Text box

                  Then, a golden mystery upheaved itself on the horizon. . .a shape that was neither Muslim dome nor
                  Hindu temple spire. . .the golden dome said: "This is Burma, and it will be quite unlike any land you
                  know about."

                                                                                                                                                           Rudyard Kipling



Regions traveled: Yangon, Lake Inle, Mandalay, Bagan, and Mt. Popa
Clicking this image and refreshing the page will display the posts in chronological order..

Friday, January 11, 2013

Mingun




The night had not gone well.  Recognizing I was losing the battle, I began a course of ciproflaxin a few hours after midnight  --reluctantly, because the antibiotic wipes out one's best friends, the commensal bacteria of the gut, with more or less low-risk, but unpredictable, side-effects down the road such as a ruptured Achilles tendon, to, once recovered, the chance recolonization of the gut by some pernicious bacterium such as Clostridium difficile.

I sat out a morning opportunity to visit the U Bein Bridge in Amarapura, once the capital, but now subsumed by the urban sprawl of Mandalay.  This teak bridge, over a kilometer long, spans Lake  Taungthaman, and is as interesting for the activity going on below it as for the human processions on the bridge itself.

After a good lunch, by mid-afternoon I was myself again.  Our upriver destination was the small town of Mingun, by boat.  In 1790 C.E., King Bodapawya decided to build a monumental 150 meters tall stupa for himself.  He got to 50 meters before construction stopped after his death.
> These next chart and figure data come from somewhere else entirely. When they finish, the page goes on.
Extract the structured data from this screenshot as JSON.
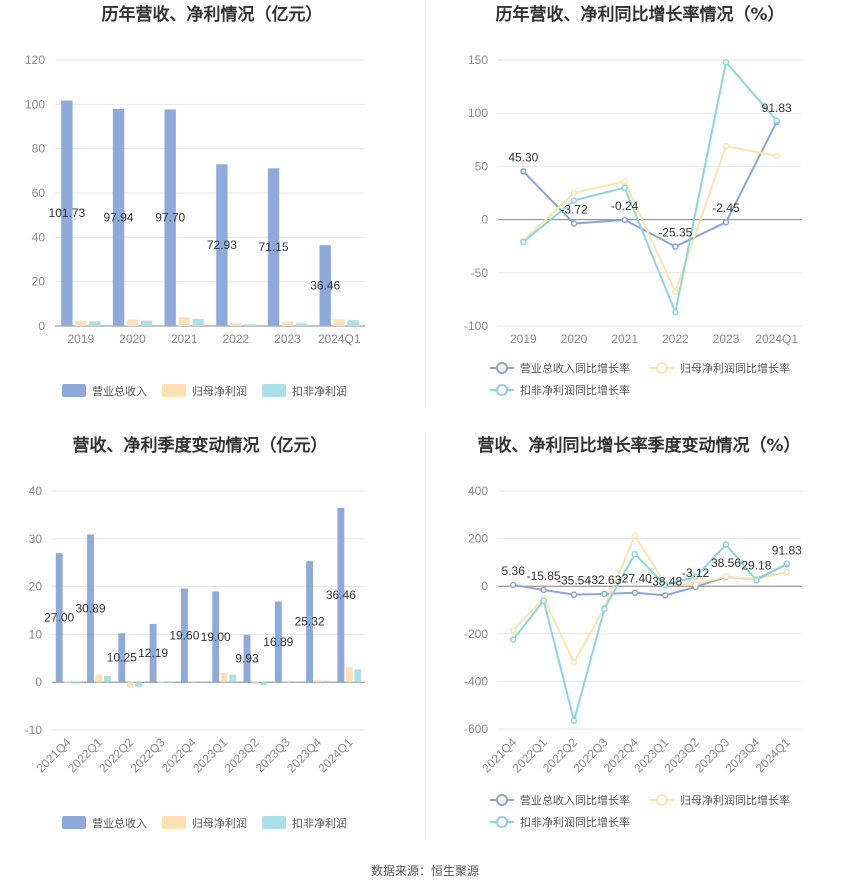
{
  "source_text": "数据来源：恒生聚源",
  "colors": {
    "revenue": "#8eaadb",
    "netprofit": "#fde1b4",
    "deducted": "#a9e1e6",
    "revenue_line": "#8ba5d6",
    "netprofit_line": "#fce3b0",
    "deducted_line": "#8dd7dc",
    "grid": "#e6e6e6",
    "title": "#333333"
  },
  "chart_data": [
    {
      "type": "bar",
      "title": "历年营收、净利情况（亿元）",
      "categories": [
        "2019",
        "2020",
        "2021",
        "2022",
        "2023",
        "2024Q1"
      ],
      "ylim": [
        0,
        120
      ],
      "yticks": [
        0,
        20,
        40,
        60,
        80,
        100,
        120
      ],
      "series": [
        {
          "name": "营业总收入",
          "values": [
            101.73,
            97.94,
            97.7,
            72.93,
            71.15,
            36.46
          ],
          "labels": [
            "101.73",
            "97.94",
            "97.70",
            "72.93",
            "71.15",
            "36.46"
          ]
        },
        {
          "name": "归母净利润",
          "values": [
            2.4,
            2.8,
            4.0,
            1.3,
            2.0,
            3.0
          ]
        },
        {
          "name": "扣非净利润",
          "values": [
            2.1,
            2.4,
            3.2,
            0.7,
            1.2,
            2.6
          ]
        }
      ],
      "legend": "bottom"
    },
    {
      "type": "line",
      "title": "历年营收、净利同比增长率情况（%）",
      "categories": [
        "2019",
        "2020",
        "2021",
        "2022",
        "2023",
        "2024Q1"
      ],
      "ylim": [
        -100,
        150
      ],
      "yticks": [
        -100,
        -50,
        0,
        50,
        100,
        150
      ],
      "series": [
        {
          "name": "营业总收入同比增长率",
          "values": [
            45.3,
            -3.72,
            -0.24,
            -25.35,
            -2.45,
            91.83
          ],
          "labels": [
            "45.30",
            "-3.72",
            "-0.24",
            "-25.35",
            "-2.45",
            "91.83"
          ]
        },
        {
          "name": "归母净利润同比增长率",
          "values": [
            -20,
            25,
            36,
            -68,
            69,
            60
          ]
        },
        {
          "name": "扣非净利润同比增长率",
          "values": [
            -21,
            18,
            30,
            -87,
            148,
            93
          ]
        }
      ],
      "legend": "bottom"
    },
    {
      "type": "bar",
      "title": "营收、净利季度变动情况（亿元）",
      "categories": [
        "2021Q4",
        "2022Q1",
        "2022Q2",
        "2022Q3",
        "2022Q4",
        "2023Q1",
        "2023Q2",
        "2023Q3",
        "2023Q4",
        "2024Q1"
      ],
      "ylim": [
        -10,
        40
      ],
      "yticks": [
        -10,
        0,
        10,
        20,
        30,
        40
      ],
      "series": [
        {
          "name": "营业总收入",
          "values": [
            27.0,
            30.89,
            10.25,
            12.19,
            19.6,
            19.0,
            9.93,
            16.89,
            25.32,
            36.46
          ],
          "labels": [
            "27.00",
            "30.89",
            "10.25",
            "12.19",
            "19.60",
            "19.00",
            "9.93",
            "16.89",
            "25.32",
            "36.46"
          ]
        },
        {
          "name": "归母净利润",
          "values": [
            -0.2,
            1.6,
            -1.0,
            0.1,
            0.2,
            2.0,
            -0.4,
            0.3,
            0.5,
            3.1
          ]
        },
        {
          "name": "扣非净利润",
          "values": [
            -0.3,
            1.3,
            -1.0,
            0.0,
            0.2,
            1.6,
            -0.6,
            0.2,
            0.3,
            2.7
          ]
        }
      ],
      "legend": "bottom"
    },
    {
      "type": "line",
      "title": "营收、净利同比增长率季度变动情况（%）",
      "categories": [
        "2021Q4",
        "2022Q1",
        "2022Q2",
        "2022Q3",
        "2022Q4",
        "2023Q1",
        "2023Q2",
        "2023Q3",
        "2023Q4",
        "2024Q1"
      ],
      "ylim": [
        -600,
        400
      ],
      "yticks": [
        -600,
        -400,
        -200,
        0,
        200,
        400
      ],
      "series": [
        {
          "name": "营业总收入同比增长率",
          "values": [
            5.36,
            -15.85,
            -35.54,
            -32.63,
            -27.4,
            -38.48,
            -3.12,
            38.56,
            29.18,
            91.83
          ],
          "labels": [
            "5.36",
            "-15.85",
            "-35.54",
            "-32.63",
            "-27.40",
            "-38.48",
            "-3.12",
            "38.56",
            "29.18",
            "91.83"
          ]
        },
        {
          "name": "归母净利润同比增长率",
          "values": [
            -185,
            -50,
            -320,
            -90,
            212,
            10,
            10,
            40,
            30,
            60
          ]
        },
        {
          "name": "扣非净利润同比增长率",
          "values": [
            -225,
            -60,
            -565,
            -95,
            135,
            5,
            40,
            175,
            25,
            95
          ]
        }
      ],
      "legend": "bottom"
    }
  ]
}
Pahtodawgyi Stupa, still dominating both river-  and land- scapes, is now the largest pile of bricks in the world.

Bodapawya's  grandson, Prince Bagyidaw, at 18, married Princess Hsinbyume, 14.  After she died in childbirth when the prince was 27, he built Myatheindan, a beautiful white pagoda, in her memory. Different in style from other Burmese pagodas, it was built to represent Mt. Meru, which in Buddhist, Hindu, and Jain mythologies, is the center of all physical, metaphysical and spiritual universes.  I did not get a very good picture of the pagoda, and in the slideshow below have used the beautifully composed photo of Myatheinedan by Duncan Davidson.
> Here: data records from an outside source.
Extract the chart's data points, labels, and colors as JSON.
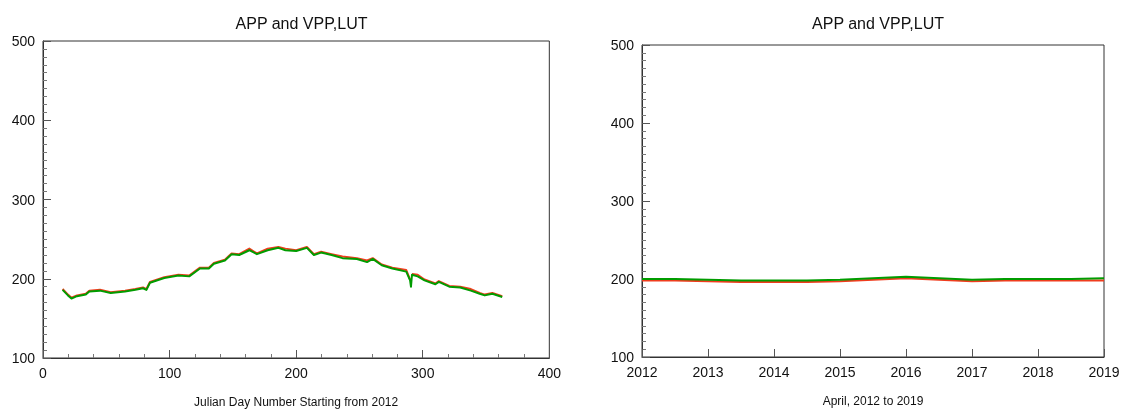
{
  "chart_data": [
    {
      "type": "line",
      "title": "APP and VPP,LUT",
      "xlabel": "Julian Day Number Starting from 2012",
      "xlim": [
        0,
        400
      ],
      "xticks": [
        0,
        100,
        200,
        300,
        400
      ],
      "ylim": [
        100,
        500
      ],
      "yticks": [
        100,
        200,
        300,
        400,
        500
      ],
      "grid": false,
      "x": [
        15.5,
        19.7,
        22.5,
        26.8,
        33.8,
        36.6,
        45,
        53.5,
        64.8,
        73,
        79,
        81.7,
        84.5,
        95.8,
        107,
        115.5,
        124,
        131,
        135,
        143.7,
        149,
        155,
        163,
        169,
        177.5,
        186,
        191.5,
        200,
        208.5,
        214,
        219.7,
        228,
        236.6,
        248,
        256,
        260.5,
        267.6,
        276,
        287,
        290,
        290.7,
        291.5,
        296,
        301.4,
        310,
        312.7,
        321,
        329.6,
        338,
        345,
        349,
        355,
        362.8
      ],
      "series": [
        {
          "color": "#f03c1e",
          "values": [
            187,
            180,
            176,
            179,
            181,
            185,
            186,
            183,
            185,
            187,
            189,
            187,
            196,
            202,
            205,
            204,
            214,
            214,
            220,
            224,
            232,
            231,
            238,
            232,
            238,
            240,
            238,
            236,
            240,
            231,
            234,
            231,
            228,
            226,
            223,
            226,
            218,
            214,
            211,
            199,
            null,
            206,
            205,
            199,
            194,
            197,
            191,
            190,
            187,
            182,
            180,
            182,
            178
          ]
        },
        {
          "color": "#009c00",
          "values": [
            186,
            179,
            175,
            178,
            180,
            184,
            185,
            182,
            184,
            186,
            188,
            186,
            195,
            201,
            204,
            203,
            213,
            213,
            219,
            223,
            231,
            230,
            236,
            231,
            236,
            239,
            236,
            235,
            239,
            230,
            233,
            230,
            226,
            225,
            221,
            225,
            217,
            213,
            209,
            198,
            190,
            205,
            203,
            198,
            193,
            196,
            190,
            189,
            185,
            181,
            179,
            181,
            177
          ]
        }
      ]
    },
    {
      "type": "line",
      "title": "APP and VPP,LUT",
      "xlabel": "April, 2012 to 2019",
      "xlim": [
        2012,
        2019
      ],
      "xticks": [
        2012,
        2013,
        2014,
        2015,
        2016,
        2017,
        2018,
        2019
      ],
      "ylim": [
        100,
        500
      ],
      "yticks": [
        100,
        200,
        300,
        400,
        500
      ],
      "grid": false,
      "x": [
        2012,
        2012.5,
        2013,
        2013.5,
        2014,
        2014.5,
        2015,
        2015.5,
        2016,
        2016.5,
        2017,
        2017.5,
        2018,
        2018.5,
        2019
      ],
      "series": [
        {
          "color": "#f03c1e",
          "values": [
            198,
            198,
            197,
            196,
            196,
            196,
            197,
            199,
            201,
            199,
            197,
            198,
            198,
            198,
            198
          ]
        },
        {
          "color": "#009c00",
          "values": [
            200,
            200,
            199,
            198,
            198,
            198,
            199,
            201,
            203,
            201,
            199,
            200,
            200,
            200,
            201
          ]
        }
      ]
    }
  ]
}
The Mingun Bell, weighing in at just under 91,000 kilograms, was ordered cast by King Bodapawya for his planned stupa. It was cast on the opposite side of the river, and its transport to Mingun makes an interesting story.  It is still in splendid working condition, and is rung, not by a clapper, but by striking its rim.  Nearby, some fellows were playing a local version of hackey sack.
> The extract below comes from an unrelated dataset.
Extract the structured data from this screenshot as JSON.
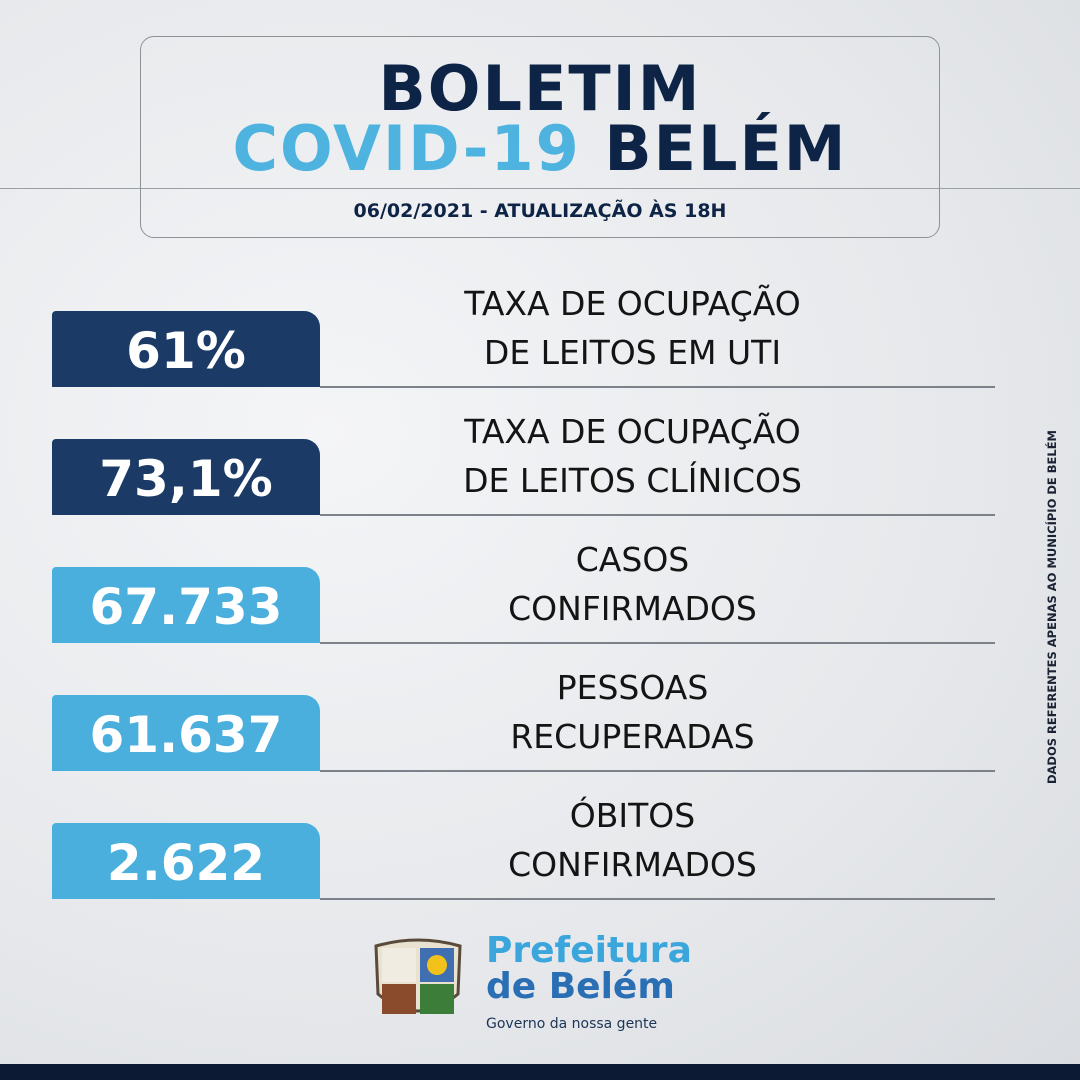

For me, more than the above, the value was in the fun of crossing from the boat to the river bank over a putative gangplank barely wide enough for two bare feet (if they were put one in front of the other rather than side-by-side!), with a railing nothing more than a rope held by a man standing on the bank, then clambering up the bank, and walking, rather than taking a bullock cart, to the sites. I did take a cart back to the boat dock.  The cart and the deeply rutted paths contrived with each other in an attempt to pulverize my spine, two kidneys, and liver. The boat trip back to Mandalay on the Irrawaddy was a nice end to the afternoon.